Il s’agit pour le pouvoir actuel de réhabiliter une dictature qui a, par la terreur, imposé un modèle économique profondément inégalitaire et détruit bonne part des conquêtes sociales obtenues durant le XXème siècle. Ce n’est pas étonnant de la part d’un gouvernement dont l’objectif déclaré est de liquider les rares protections sociales qui subsistent après les offensives néolibérales de la dictature puis du ménémisme (1989-1999), afin d’imposer le marché comme seule et unique loi.
Rappelons que la dictature a provoqué la disparition de dizaines de milliers de personnes, l’exil de centaines de milliers de personnes et l’appauvrissement de la presque totalité de la population, au bénéfice de quelques grandes entreprises et le bien-être, sonnant et trébuchant, de haut-gradés de l’armée.
Ce ne fut pas une guerre mais un massacre systématique d’État
En présentant le massacre systématique de la dictature comme une « guerre » qu’aurait mené les militaires argentins contre des combattants subversifs, le gouvernement travestit l’histoire afin de présenter ces militaires comme des défenseurs du pays face à une attaque plus ou moins étrangère (soviétique).
En réalité, le gouvernement non seulement fausse l’histoire, il détruit l’éthique combattante des militaires. En effet, en confondant guerre et massacre systématique, le gouvernement fait des salles de torture des champs de bataille dans lesquels les tortionnaires seraient des combattants. Or le combattant se définit par le combat, qui suppose un danger partagé avec l’ennemi. Dans une salle de torture, il n’y a qu’un tortionnaire et sa victime sans défense sur laquelle s’exerce les pires sévices.
Voilà ce que souhaite mettre à l’honneur le gouvernement de Milei et, plus particulièrement, la vice-présidente Victoria Villarruel.
Les disparus sont 30 000
Pour faire valoir son récit totalement biaisé de l’histoire des années 1970, la vidéo du gouvernement s’attaque, à l’instar de toute la littérature négationniste et révisionniste de la dictature, le chiffre de 30 000 disparus. Remettre en cause ce chiffre emblématique de la lutte pour connaître la vérité permettrait de remettre en cause l’ensemble de la réalité du massacre systématiques des opposants politiques, selon eux.

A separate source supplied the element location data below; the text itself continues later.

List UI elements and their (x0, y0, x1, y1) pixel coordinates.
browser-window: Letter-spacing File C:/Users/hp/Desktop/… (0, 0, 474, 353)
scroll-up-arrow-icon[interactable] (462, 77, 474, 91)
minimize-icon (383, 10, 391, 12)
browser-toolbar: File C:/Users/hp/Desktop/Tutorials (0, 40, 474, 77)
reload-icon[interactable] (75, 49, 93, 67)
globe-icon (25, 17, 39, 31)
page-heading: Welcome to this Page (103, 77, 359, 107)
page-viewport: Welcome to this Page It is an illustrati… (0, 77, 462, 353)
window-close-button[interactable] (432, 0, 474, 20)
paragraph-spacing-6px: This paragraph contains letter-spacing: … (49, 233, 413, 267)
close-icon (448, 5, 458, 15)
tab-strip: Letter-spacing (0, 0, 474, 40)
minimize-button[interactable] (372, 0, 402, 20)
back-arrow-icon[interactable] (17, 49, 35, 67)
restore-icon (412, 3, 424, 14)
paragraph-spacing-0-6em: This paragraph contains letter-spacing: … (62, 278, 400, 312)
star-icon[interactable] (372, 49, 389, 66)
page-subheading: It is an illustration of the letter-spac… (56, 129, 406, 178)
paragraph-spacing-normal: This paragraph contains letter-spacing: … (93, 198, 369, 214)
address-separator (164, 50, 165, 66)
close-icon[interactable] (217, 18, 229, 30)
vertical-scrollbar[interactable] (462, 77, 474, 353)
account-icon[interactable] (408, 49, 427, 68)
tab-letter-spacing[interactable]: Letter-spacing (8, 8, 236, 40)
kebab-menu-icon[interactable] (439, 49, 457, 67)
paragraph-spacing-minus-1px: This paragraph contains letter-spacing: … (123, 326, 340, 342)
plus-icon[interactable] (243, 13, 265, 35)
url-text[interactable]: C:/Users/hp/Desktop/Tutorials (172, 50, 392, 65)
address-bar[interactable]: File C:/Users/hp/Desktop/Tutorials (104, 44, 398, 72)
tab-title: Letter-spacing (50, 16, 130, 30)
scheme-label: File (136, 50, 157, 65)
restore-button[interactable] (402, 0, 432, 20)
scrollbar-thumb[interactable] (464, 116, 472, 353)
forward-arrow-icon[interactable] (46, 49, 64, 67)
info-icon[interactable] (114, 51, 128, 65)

En réalité, personne n’a jamais prétendu que ce chiffre fut exact, il est le symbole de la réclamation pour les disparus. Et s’il est contesté par l’État, que l’État dise, exactement, quand il a séquestré chaque personne, où et qui a torturé chacune d’entre elles, où il a enfoui chaque cadavre. Tant qu’il n’éclairera pas cela dans le détail de chaque personne qui manque, les disparus seront 30 000.
Personne ne pense que furent exterminés, exactement, six millions de juifs. L’exactitude du chiffre n’est pas la question. Et, quoiqu’il en soit, il ne revient certainement pas aux nazis de remettre en cause ce chiffre.